Hace décadas que no fumo, pero llevé durante años un Zippo de bronce, tan portable como el Buck, lo descarté porque las escasas veces que intenté encenderle el cigarrillo a una dama se le había evaporado la bencina. Lo sustituí por uno similar en tamaño pero a gas, tipo Magiclick -un verdadero invento argentino; no el dulce de leche o el ómnibus, como pregonan nuestras ignaras leyendas urbanas-. Pero ¡ay!, ahora son pocos los bares y restaurants donde se permite fumar. Si por un casual la compañía femenina fuma al aire libre, como me ha pasado con compañeras de clases, tardo más en sacar el encendedor que ellas en prender su cigarrillo con uno descartable de plástico, cuya sola presencia aplaca el vicio de fumar.

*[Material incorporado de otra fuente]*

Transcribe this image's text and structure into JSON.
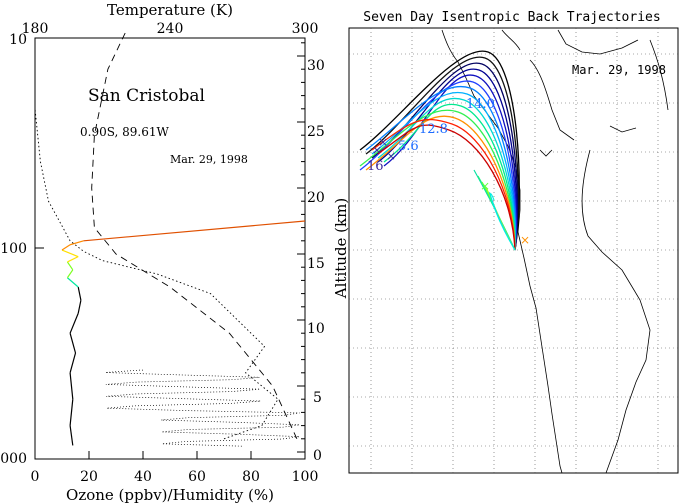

Mi último baluarte de elegancia y cortesía cayó ayer por la noche. A la salida de una charla de Margo Glanz en el Instituto de Literatura Hispanoamericana -donde habló, entre otras cosas, de ceremonias y protocolos en desuso- la espero a Beatriz, que se queda conversando con una colega; una chica que me ve, apartado del grupo, me pregunta en voz baja si no tengo pañuelos. "Pañuelos no, un pañuelo", le dije y busco en el bolsillo trasero de mi pantalón. ¡Helo allí!, blanco y planchado, me siento como Walter Raleigh tendiendo su capa sobre el charco. "De estos no", me dice, "de papel". En mis chaquetas confeccionadas por el sastre de la calle Piedras mantengo el bolsillo interno del lado izquierdo, pensado para la caja de cigarrillos, para llevar un paquete de pañuelos de papel -imprescindibles si uno tiene el hábito de escribir con pluma fuente-. Le tiendo el paquete y me dice: "me acaba de salvar la vida, en los baños no hay papel higiénico." Me pidió "pañuelos" y yo le ofrecí "un pañuelo". Pero ella quería "pañuelos".

No sólo mis amigos están muriendo, también los protocolos -y el kit- de elegancia y cortesía. Lo mismo pasa con las palabras. Retronym se le dice en inglés.